- Matt Moreton - voce
- Andy Shortland - chitarra
- Orlin Radinsky - batteria
- Lee Payne - basso
1 Inquisitor
2 Eye of the Sun
3 Cyberworld
4 Kiss of Evil
5 Eye of the Zombie
6. Absolute Power
7 Whore of Babylon
8 Golgotha
9 King for a Day
10 Angels in Hell
Eye Of The Sun
Le grandi cose nascono dalle semplicità: ed anche stavolta, ascoltando il nuovo lavoro dei Cloven Hoof, storica band della NWOBHM d’inizio anni ’80 (il cui ultimo lavoro A Sultan’s Ransom, risalivo al 1989), il detto viene confermato. Parte il CD Eye Of The Sun, partono le note di Inquisitor…e si riscopre il concetto di Heavy Metal. Niente da fare signori, Inquisitor è un brano micidiale di power metal stile americano con il senso melodico tipico delle band britanniche (come sono loro, se qualcuno non li conoscesse) della NWOBHM: una specie di Painkiller più strutturato, con un pre-chorus che, cantato dalla voce tagliente e spietata di Matt Moreton, incide nell’anima le sue note perché vi rimangano per sempre. Forti della loro tradizione e del fatto di averla fatta quella stessa tradizione, il quartetto britannico ha deciso di non fare il nostalgico: pertanto suoni potenti e moderni, ma che non snaturano per niente la loro natura classic-metal, con la spettacolare prova della sei-corde di Shortland a sfornare riff su riff, rinfrescati da dosi di power a stelle strisce e thrash, rigenerando il proprio background e portando il loro suono vicino a quello di Agent Steel o, dei giovani e talentuosi conterranei (anche se con grossi distinguo sul risultato finale) Biomechanical.
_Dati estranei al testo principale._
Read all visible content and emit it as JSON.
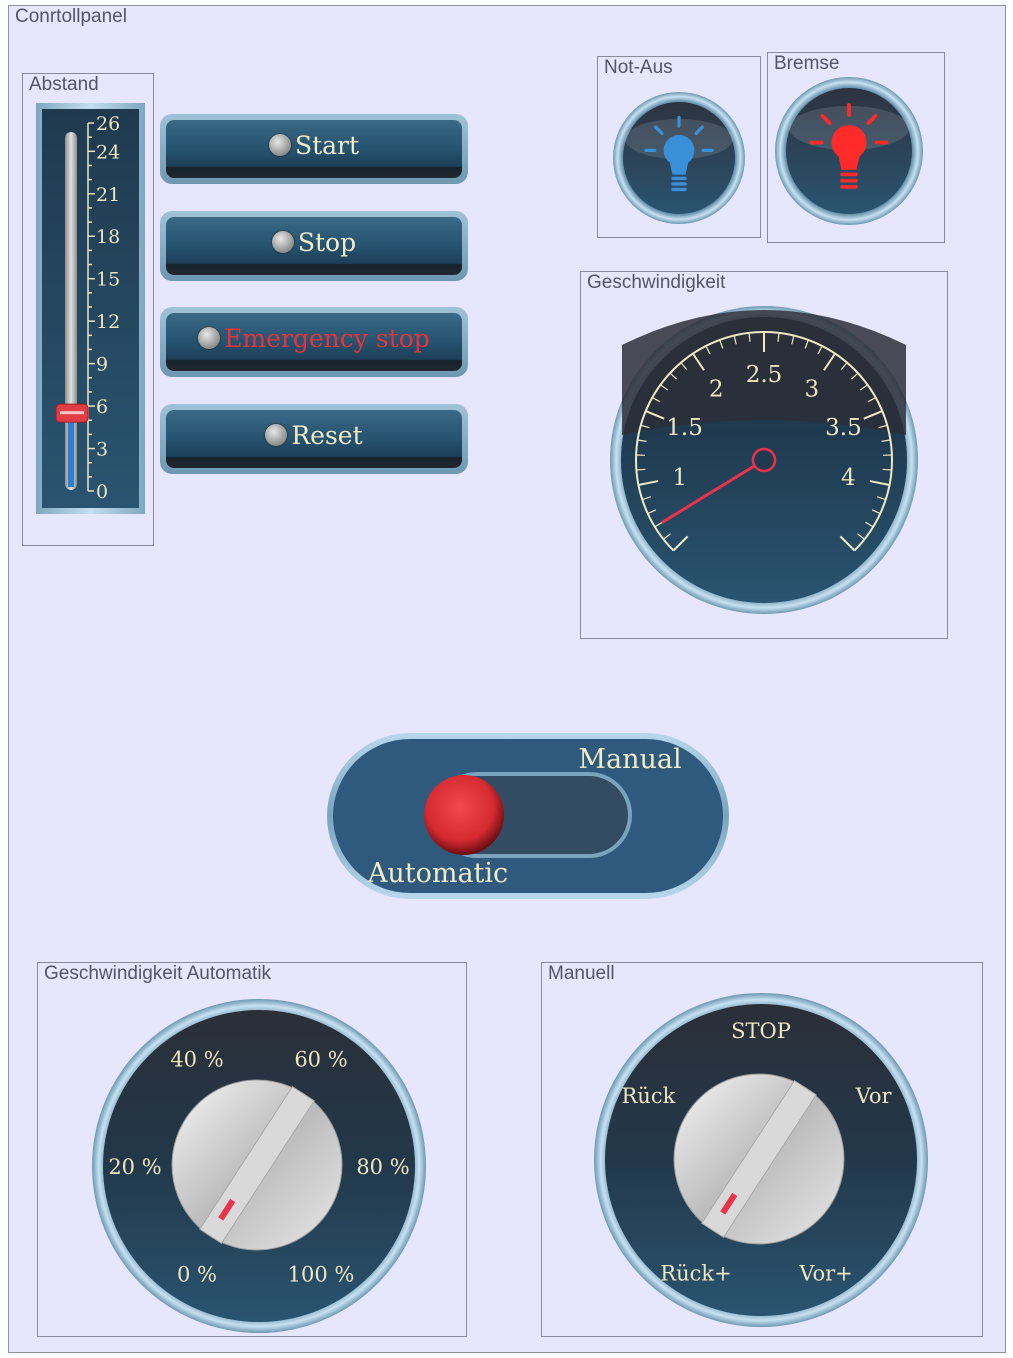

La title-track, in questo, è incredibilmente esaustiva, un mid-tempo spietato ed heavy che lascia spazio ad una struttura cupa ed articolata. Si ritorna alla melodia più classic-metal (con alcune influenze americane) con Kiss Of Evil, con Moreton sempre sugli scudi, fautore di una prova magistrale per intensità emotiva e qualità d’esecutiva. Anche qui break violenti moderni che si sposano alla perfezione con un refrain che ti fa venire voglia di urlarlo mentre pigi giù l’acceleratore della macchina lanciata sulla famosa autostrada senza fine: puro affresco di luminosa rabbia. Si ritorna alle origini con il riff iniziale di Eye Of The Zombie, una specie di versione mid-tempo tra Saxon, Judas Priest periodo Jugulator e pesantezze quasi alla Devin Townsend, mentre con Whore Of Babylon si gusta la capacità del drummer Radinsky di saper passare con incredibile naturalezza dalle complicazioni techno-metal, alla violenza quasi thrash e, come in questo pezzo, alla track di metal classico che abbisogna di groove anche in velocità. Ottimo anche il lavoro di collante del bassista Payne (tutti componenti della formazione originale). La forza di questo splendido disco, la cui produzione moderna non soffoca o snatura affatto la matrice heavy classica di una formazione storica come i Cloven Hoof ma al contrario, la esalta e la rinfresca, sta proprio in questo: un’amalgama perfetta. Non ci sono, infatti, pezzi ‘tradizionali’ per i nostalgici e pezzi ‘up-to-date’ per chi è pronto subito a classificarli come band da museo. Qui, i quattro britannici, hanno usato il presente, se ne sono cibati senza diventare cibo a loro volta: hanno nutrito la tradizione con il presente…ed hanno partorito quello che potrebbe essere un nuovo futuro per il metal classico, la sua ennesima rinascita. Non ci credete? Ascoltate Golgotha, da brividi come tutto il disco…anzi, ascoltatevi tutto il disco, perché questo è un album con i controattributi, di assoluto e splendido heavy metal, da una band che è tornata per dire ancora cose molto molto pesanti.